There is some evidence of the stability of TBR and EBR over time, which complies with the notion that these markers reflect stable, trait-like neural processes. However, the influence of state-dependent circumstances on these measures are still not fully understood. In the present study, baseline TBR and EBR will be measured on each day of testing, but only one of those TBR and one of those EBR baseline measures will be used as trait-like neural marker in the moderation analyses. The selection of which of these baseline measures will be used in the moderation analyses, is based on the following rules:

1. If the investigators find that TBR or EBR baseline measures on day 1 are highly similar (mean comparison and/or correlation) to their corresponding baseline measures on day 2 and day 3, the day 1 baseline measures will be used in the moderation analyses.
2. If the investigators find that TBR or EBR baseline measures on day 1 differ greatly from their corresponding baseline measures on day 2 OR day 3, the day 1 baseline measures will be used in the moderation analyses.

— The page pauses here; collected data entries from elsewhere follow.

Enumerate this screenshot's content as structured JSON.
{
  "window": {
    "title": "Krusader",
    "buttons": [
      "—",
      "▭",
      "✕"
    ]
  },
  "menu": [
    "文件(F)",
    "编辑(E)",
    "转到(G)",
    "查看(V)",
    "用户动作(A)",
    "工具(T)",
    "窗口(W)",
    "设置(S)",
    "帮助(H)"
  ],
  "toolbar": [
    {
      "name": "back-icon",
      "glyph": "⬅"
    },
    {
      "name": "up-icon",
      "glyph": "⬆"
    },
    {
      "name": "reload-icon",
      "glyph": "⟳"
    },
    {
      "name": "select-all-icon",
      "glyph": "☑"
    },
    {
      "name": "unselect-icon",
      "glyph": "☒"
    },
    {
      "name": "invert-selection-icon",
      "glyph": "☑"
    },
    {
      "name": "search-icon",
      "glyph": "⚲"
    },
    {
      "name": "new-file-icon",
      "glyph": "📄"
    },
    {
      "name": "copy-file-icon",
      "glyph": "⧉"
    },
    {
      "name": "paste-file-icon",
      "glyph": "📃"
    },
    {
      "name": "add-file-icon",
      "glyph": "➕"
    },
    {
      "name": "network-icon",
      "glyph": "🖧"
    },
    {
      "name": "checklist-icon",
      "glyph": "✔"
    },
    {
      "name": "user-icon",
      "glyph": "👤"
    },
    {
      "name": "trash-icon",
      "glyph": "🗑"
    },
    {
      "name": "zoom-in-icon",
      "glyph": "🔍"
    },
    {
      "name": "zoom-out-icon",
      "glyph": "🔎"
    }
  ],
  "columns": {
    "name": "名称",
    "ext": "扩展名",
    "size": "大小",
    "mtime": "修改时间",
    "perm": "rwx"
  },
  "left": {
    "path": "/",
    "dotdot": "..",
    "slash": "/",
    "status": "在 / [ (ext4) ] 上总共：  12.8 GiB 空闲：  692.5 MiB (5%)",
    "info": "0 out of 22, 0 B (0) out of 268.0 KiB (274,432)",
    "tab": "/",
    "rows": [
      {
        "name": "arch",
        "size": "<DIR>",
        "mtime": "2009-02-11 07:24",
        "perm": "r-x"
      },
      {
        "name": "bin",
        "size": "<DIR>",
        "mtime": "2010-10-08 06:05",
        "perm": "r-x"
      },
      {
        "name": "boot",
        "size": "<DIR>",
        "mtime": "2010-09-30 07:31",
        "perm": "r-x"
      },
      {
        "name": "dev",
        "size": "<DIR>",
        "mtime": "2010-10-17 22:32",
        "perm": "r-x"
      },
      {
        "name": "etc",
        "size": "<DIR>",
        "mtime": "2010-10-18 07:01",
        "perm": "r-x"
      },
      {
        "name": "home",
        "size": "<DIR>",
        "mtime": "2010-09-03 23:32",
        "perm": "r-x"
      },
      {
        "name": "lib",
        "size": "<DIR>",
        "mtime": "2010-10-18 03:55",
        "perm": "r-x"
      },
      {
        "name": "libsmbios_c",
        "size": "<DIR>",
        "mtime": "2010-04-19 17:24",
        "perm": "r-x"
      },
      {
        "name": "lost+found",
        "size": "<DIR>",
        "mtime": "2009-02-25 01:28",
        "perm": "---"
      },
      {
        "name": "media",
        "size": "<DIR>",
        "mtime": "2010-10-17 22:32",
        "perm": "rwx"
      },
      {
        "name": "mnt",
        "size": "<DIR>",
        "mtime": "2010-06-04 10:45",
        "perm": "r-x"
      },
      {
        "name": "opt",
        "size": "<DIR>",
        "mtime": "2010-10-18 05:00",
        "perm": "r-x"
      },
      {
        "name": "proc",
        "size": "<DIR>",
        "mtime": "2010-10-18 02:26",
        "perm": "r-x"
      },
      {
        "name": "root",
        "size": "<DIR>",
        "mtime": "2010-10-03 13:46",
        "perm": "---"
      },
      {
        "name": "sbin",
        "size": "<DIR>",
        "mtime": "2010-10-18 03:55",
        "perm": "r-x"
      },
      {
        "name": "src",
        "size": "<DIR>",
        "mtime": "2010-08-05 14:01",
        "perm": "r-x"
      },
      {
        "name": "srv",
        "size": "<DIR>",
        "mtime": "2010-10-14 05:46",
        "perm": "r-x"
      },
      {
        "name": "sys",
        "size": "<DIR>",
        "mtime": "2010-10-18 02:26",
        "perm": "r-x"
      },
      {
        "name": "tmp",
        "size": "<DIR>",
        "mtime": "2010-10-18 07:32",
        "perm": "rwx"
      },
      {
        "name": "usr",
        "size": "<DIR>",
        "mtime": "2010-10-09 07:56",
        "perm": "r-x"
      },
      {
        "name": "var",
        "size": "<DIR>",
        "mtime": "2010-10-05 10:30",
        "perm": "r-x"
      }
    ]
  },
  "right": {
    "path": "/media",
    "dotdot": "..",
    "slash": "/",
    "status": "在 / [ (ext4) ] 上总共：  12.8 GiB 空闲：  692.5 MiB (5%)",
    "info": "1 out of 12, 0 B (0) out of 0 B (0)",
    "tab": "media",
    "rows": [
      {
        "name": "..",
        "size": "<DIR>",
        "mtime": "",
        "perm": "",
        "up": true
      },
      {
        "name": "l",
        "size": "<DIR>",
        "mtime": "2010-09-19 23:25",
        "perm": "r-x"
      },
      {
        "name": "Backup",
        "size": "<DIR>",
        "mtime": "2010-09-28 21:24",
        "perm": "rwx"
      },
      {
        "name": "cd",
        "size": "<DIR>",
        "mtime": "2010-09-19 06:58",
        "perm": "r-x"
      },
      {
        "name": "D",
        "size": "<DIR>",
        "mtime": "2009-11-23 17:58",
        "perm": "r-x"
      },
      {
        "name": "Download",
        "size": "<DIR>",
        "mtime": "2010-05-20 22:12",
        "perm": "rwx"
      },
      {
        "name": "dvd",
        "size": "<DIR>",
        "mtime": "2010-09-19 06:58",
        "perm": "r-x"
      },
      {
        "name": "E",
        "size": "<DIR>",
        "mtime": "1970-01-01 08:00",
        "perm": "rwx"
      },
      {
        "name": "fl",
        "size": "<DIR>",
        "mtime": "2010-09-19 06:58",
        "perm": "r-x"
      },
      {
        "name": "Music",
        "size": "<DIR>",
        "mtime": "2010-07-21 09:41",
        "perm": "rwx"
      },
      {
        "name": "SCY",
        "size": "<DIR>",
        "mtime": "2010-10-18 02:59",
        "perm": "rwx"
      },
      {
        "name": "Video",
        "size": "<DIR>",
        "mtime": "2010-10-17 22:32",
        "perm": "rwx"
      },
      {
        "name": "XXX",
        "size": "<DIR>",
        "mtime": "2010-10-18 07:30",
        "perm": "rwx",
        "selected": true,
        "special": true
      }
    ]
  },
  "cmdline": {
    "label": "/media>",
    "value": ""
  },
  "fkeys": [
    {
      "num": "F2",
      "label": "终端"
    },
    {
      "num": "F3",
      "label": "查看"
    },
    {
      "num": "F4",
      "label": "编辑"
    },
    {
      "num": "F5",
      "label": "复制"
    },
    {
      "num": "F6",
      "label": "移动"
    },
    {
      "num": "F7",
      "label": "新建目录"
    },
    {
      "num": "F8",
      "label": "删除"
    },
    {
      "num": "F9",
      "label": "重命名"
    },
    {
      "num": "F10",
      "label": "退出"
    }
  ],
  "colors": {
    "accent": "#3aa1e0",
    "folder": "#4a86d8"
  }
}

3. If the investigators find that TBR or EBR baseline measures on day 1, day 2, and day 3, all differ greatly from each other, the day 1 baseline measures will be used in the moderation analyses.
4. If the investigators find that TBR or EBR baseline measures on day 2 and day 3 are highly similar, but differ greatly from their corresponding baseline measures on day 1, the averaged baseline measures of day 2 and day 3 will be used in the moderation analyses.